The exploitation requires the following conditions:
- Target deployment uses email_domain restrictions for access control
- Identity provider or claim mapping allows non-standard email formats
- Attacker can register or modify their email claim at the identity provider
The attacker constructs an email in the format attacker@attacker-domain.com@allowed-domain.com. When OAuth2 Proxy parses this email to extract the domain for validation, it incorrectly identifies allowed-domain.com as the domain, matching the allowlist and granting unauthorized access.
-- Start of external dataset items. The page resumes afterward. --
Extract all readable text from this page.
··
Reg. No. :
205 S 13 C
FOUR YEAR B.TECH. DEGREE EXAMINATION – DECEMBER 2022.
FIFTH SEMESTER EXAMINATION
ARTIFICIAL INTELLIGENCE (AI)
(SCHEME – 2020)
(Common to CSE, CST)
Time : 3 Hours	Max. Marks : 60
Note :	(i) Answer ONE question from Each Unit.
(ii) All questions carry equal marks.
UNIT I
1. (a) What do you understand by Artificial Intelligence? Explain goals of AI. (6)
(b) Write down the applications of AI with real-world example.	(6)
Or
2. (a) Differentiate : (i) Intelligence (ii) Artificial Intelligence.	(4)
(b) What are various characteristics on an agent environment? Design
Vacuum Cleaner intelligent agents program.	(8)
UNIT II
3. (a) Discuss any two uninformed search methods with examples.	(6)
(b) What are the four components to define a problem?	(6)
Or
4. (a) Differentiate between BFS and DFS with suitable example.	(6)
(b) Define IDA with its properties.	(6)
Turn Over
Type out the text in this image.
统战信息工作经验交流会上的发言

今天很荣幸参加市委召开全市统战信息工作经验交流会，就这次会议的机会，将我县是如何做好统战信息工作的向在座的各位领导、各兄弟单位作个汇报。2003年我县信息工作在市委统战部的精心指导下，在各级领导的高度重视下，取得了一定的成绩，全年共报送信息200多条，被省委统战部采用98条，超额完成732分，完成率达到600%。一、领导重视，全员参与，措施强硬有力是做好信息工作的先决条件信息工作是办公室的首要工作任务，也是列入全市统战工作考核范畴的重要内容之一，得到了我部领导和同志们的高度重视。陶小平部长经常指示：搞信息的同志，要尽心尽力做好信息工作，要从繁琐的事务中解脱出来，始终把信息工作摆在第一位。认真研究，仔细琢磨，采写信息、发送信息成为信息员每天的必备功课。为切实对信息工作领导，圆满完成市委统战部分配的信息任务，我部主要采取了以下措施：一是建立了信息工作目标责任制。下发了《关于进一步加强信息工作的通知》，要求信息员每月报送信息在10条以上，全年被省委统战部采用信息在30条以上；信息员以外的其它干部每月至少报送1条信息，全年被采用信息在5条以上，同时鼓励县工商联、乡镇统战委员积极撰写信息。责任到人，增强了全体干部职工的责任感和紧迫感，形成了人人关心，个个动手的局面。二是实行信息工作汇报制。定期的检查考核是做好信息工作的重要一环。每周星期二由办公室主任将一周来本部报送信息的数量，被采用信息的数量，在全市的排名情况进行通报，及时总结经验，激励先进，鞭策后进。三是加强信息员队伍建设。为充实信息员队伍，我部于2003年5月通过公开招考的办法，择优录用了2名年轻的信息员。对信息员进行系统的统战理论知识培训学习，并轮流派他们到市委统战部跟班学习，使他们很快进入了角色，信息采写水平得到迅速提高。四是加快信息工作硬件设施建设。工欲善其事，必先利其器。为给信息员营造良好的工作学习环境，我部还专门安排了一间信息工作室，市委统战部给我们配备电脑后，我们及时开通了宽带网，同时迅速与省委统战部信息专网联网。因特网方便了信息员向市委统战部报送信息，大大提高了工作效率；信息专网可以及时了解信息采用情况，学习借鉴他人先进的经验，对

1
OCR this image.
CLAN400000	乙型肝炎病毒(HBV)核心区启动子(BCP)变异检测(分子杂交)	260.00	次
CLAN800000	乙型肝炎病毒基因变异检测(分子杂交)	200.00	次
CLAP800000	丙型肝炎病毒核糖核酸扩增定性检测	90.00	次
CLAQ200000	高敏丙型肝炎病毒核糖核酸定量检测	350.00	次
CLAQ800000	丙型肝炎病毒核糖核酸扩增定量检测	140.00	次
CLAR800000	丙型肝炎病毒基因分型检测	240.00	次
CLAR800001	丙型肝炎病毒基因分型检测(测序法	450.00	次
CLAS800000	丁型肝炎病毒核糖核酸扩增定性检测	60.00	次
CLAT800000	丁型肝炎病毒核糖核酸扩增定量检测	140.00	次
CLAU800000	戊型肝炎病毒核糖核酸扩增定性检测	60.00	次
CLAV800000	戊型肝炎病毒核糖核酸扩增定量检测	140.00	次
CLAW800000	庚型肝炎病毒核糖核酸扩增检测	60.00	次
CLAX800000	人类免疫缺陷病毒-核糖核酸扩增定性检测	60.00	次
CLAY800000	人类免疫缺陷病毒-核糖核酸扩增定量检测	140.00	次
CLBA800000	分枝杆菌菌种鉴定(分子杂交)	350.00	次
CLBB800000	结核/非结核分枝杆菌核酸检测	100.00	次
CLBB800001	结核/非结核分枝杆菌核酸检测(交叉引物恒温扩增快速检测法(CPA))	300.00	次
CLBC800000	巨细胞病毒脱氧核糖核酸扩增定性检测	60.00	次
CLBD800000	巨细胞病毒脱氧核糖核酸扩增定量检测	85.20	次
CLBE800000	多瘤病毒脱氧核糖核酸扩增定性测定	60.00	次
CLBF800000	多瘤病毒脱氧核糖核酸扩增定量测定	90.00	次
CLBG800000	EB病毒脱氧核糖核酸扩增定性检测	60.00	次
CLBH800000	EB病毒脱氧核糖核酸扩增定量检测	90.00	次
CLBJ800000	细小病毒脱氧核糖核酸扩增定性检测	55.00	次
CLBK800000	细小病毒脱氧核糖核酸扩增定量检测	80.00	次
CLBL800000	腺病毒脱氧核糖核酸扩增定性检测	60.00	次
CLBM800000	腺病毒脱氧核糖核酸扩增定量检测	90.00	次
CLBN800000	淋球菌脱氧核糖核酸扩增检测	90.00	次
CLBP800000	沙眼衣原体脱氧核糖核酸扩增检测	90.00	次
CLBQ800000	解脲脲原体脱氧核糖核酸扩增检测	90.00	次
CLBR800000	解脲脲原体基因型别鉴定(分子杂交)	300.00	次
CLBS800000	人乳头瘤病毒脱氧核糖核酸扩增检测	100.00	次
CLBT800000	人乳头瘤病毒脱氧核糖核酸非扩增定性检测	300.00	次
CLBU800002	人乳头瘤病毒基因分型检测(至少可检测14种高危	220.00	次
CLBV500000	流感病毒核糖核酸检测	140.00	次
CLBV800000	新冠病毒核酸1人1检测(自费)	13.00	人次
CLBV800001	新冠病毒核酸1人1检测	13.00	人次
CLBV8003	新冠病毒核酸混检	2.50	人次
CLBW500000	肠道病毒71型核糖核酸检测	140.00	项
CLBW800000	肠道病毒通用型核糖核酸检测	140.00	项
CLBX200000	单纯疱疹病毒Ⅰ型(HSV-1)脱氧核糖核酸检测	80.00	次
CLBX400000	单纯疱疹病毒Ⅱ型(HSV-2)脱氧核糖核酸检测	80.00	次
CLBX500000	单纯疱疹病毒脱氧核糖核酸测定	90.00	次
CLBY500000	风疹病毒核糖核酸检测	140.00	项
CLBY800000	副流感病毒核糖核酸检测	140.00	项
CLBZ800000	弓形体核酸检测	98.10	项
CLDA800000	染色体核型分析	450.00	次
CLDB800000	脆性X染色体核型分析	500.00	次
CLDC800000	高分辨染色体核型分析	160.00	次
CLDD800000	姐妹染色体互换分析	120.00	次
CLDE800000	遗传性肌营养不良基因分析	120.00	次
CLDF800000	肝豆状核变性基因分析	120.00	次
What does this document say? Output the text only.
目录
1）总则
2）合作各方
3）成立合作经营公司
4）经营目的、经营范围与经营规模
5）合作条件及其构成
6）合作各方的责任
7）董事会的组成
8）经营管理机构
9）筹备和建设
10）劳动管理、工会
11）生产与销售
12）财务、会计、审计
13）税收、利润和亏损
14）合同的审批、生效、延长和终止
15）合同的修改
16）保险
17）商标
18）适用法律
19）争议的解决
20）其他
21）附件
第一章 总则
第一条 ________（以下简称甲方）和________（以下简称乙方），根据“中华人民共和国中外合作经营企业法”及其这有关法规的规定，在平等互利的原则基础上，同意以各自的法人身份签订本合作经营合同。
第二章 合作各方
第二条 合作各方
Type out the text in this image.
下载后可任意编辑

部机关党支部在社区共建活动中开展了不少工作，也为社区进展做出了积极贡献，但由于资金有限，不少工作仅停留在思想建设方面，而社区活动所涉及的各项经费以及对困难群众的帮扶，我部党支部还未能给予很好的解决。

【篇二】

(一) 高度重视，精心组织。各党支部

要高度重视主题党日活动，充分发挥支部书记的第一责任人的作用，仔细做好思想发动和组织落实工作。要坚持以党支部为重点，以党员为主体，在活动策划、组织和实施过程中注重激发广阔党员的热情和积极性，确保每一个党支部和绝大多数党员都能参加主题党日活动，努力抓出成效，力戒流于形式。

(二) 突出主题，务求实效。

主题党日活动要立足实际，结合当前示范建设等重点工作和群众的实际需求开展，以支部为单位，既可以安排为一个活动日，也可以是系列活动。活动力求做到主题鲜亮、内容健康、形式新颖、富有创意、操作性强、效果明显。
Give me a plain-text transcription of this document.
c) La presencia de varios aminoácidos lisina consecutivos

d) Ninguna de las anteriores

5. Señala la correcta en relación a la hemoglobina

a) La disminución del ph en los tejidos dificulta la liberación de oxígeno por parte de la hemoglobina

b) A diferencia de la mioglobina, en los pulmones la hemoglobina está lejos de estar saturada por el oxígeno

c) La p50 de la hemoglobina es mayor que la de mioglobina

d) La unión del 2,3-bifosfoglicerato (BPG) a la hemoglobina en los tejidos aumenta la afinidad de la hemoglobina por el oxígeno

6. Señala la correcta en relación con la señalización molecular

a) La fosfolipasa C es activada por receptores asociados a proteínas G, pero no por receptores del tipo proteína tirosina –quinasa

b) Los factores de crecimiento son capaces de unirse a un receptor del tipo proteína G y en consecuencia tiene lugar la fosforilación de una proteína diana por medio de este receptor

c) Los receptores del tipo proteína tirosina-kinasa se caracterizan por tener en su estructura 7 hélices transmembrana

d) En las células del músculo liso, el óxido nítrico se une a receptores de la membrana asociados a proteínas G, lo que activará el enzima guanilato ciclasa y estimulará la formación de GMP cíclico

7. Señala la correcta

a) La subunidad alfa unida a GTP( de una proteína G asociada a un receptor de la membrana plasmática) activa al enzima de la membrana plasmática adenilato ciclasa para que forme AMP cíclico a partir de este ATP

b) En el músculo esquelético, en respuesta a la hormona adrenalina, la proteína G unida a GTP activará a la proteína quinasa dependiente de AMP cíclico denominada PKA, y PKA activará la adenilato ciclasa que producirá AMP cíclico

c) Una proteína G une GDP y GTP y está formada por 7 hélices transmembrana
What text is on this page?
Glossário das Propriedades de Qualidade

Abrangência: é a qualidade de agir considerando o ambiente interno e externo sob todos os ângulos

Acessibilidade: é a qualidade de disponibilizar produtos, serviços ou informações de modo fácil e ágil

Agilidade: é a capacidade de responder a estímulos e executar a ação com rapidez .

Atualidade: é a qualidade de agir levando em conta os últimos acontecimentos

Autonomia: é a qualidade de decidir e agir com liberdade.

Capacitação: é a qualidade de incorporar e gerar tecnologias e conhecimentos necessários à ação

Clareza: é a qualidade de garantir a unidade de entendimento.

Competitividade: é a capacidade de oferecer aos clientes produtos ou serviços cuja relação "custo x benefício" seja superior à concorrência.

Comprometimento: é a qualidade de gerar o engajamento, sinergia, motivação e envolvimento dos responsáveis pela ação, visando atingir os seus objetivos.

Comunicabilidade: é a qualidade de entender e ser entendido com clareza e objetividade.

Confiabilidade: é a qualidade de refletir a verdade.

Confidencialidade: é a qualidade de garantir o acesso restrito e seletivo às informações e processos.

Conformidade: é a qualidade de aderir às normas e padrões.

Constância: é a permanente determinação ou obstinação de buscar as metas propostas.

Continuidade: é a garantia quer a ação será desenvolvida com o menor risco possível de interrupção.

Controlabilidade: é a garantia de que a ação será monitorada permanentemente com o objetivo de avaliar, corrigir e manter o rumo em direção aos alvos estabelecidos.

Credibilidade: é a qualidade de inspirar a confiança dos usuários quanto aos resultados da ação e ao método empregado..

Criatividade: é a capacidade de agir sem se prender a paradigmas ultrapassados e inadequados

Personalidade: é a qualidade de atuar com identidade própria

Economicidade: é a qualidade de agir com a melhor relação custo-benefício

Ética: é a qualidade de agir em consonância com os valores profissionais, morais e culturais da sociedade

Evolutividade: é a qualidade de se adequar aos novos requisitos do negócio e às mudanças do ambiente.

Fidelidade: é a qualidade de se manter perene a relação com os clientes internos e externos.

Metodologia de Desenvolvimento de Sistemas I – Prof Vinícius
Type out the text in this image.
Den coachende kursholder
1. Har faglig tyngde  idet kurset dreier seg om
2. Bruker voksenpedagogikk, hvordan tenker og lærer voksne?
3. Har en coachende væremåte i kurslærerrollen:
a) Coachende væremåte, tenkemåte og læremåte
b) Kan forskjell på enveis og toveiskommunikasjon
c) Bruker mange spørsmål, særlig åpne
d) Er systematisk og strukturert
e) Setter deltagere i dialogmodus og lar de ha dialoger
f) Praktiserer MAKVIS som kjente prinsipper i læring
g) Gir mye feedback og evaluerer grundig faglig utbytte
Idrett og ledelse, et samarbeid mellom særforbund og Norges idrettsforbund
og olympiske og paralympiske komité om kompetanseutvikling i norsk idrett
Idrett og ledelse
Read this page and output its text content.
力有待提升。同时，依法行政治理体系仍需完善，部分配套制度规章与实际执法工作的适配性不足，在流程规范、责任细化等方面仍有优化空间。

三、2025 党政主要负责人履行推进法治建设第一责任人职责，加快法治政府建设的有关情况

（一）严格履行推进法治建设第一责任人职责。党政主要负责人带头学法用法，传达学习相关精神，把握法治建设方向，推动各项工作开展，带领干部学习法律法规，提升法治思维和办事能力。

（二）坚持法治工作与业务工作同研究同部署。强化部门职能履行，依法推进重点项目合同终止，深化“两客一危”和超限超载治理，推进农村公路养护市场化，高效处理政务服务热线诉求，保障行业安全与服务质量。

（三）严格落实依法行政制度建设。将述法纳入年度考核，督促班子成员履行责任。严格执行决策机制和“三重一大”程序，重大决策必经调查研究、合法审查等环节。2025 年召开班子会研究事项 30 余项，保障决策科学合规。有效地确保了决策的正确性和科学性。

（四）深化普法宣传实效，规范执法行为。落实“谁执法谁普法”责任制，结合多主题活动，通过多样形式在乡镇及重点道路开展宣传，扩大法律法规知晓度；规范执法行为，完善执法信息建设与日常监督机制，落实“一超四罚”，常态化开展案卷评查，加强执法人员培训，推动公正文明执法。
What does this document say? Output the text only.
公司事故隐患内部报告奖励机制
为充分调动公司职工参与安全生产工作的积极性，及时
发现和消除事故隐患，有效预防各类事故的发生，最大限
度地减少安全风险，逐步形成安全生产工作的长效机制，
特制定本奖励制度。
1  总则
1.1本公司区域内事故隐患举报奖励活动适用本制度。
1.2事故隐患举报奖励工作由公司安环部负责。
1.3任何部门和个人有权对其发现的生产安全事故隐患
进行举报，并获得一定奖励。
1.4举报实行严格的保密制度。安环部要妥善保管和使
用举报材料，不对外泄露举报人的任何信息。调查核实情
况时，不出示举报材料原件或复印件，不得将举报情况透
Detection Methods for CVE-2026-40574
Indicators of Compromise
- Unusual email addresses in authentication logs containing multiple @ symbols
- Successful authentication events from users with malformed email claims
- Access logs showing users whose email domains should not be permitted by email_domain restrictions
- Identity provider audit logs showing email addresses that do not conform to standard RFC email format
Detection Strategies
- Review OAuth2 Proxy access logs for email addresses containing multiple @ symbols or other non-standard formats
- Implement log analysis rules to flag authentication attempts with malformed email claims
- Cross-reference authenticated user emails against expected domain patterns using strict regex validation
- Monitor for privilege escalation or unauthorized resource access following suspicious authentication events
Monitoring Recommendations
- Enable verbose logging in OAuth2 Proxy to capture full email claim values during authentication
- Set up alerts for authentication events where the email claim contains irregular patterns
- Implement SIEM rules to correlate OAuth2 Proxy authentication logs with subsequent access patterns
- Regularly audit identity provider configurations to ensure email claim validation is properly enforced
How to Mitigate CVE-2026-40574
Immediate Actions Required
- Upgrade OAuth2 Proxy to version 7.15.2 or later immediately
- Review authentication logs for evidence of exploitation attempts using malformed email addresses
- Audit identity provider configurations to ensure strict email format validation
- Consider implementing additional validation at the application layer for email domain enforcement
Patch Information
The vulnerability is fixed in OAuth2 Proxy version 7.15.2. Organizations should upgrade to this version or later as soon as possible. The fix addresses the improper email parsing by enforcing strict email syntax validation before domain extraction.
For detailed patch information and security advisory, see the GitHub Security Advisory.
Workarounds
- Configure identity providers to strictly validate and normalize email addresses before issuing claims
- Implement additional email validation middleware between the identity provider and OAuth2 Proxy
- Use alternative authentication mechanisms that do not rely on email_domain restrictions until patching is complete
- Apply network-level access controls to limit exposure of protected resources while remediation is in progress
# Verify OAuth2 Proxy version after upgrade
oauth2-proxy --version
# Expected output: oauth2-proxy v7.15.2 or higher
# Review logs for potential exploitation attempts
grep -E '@.*@' /var/log/oauth2-proxy/access.log
Disclaimer: This content was generated using AI. While we strive for accuracy, please verify critical information with official sources.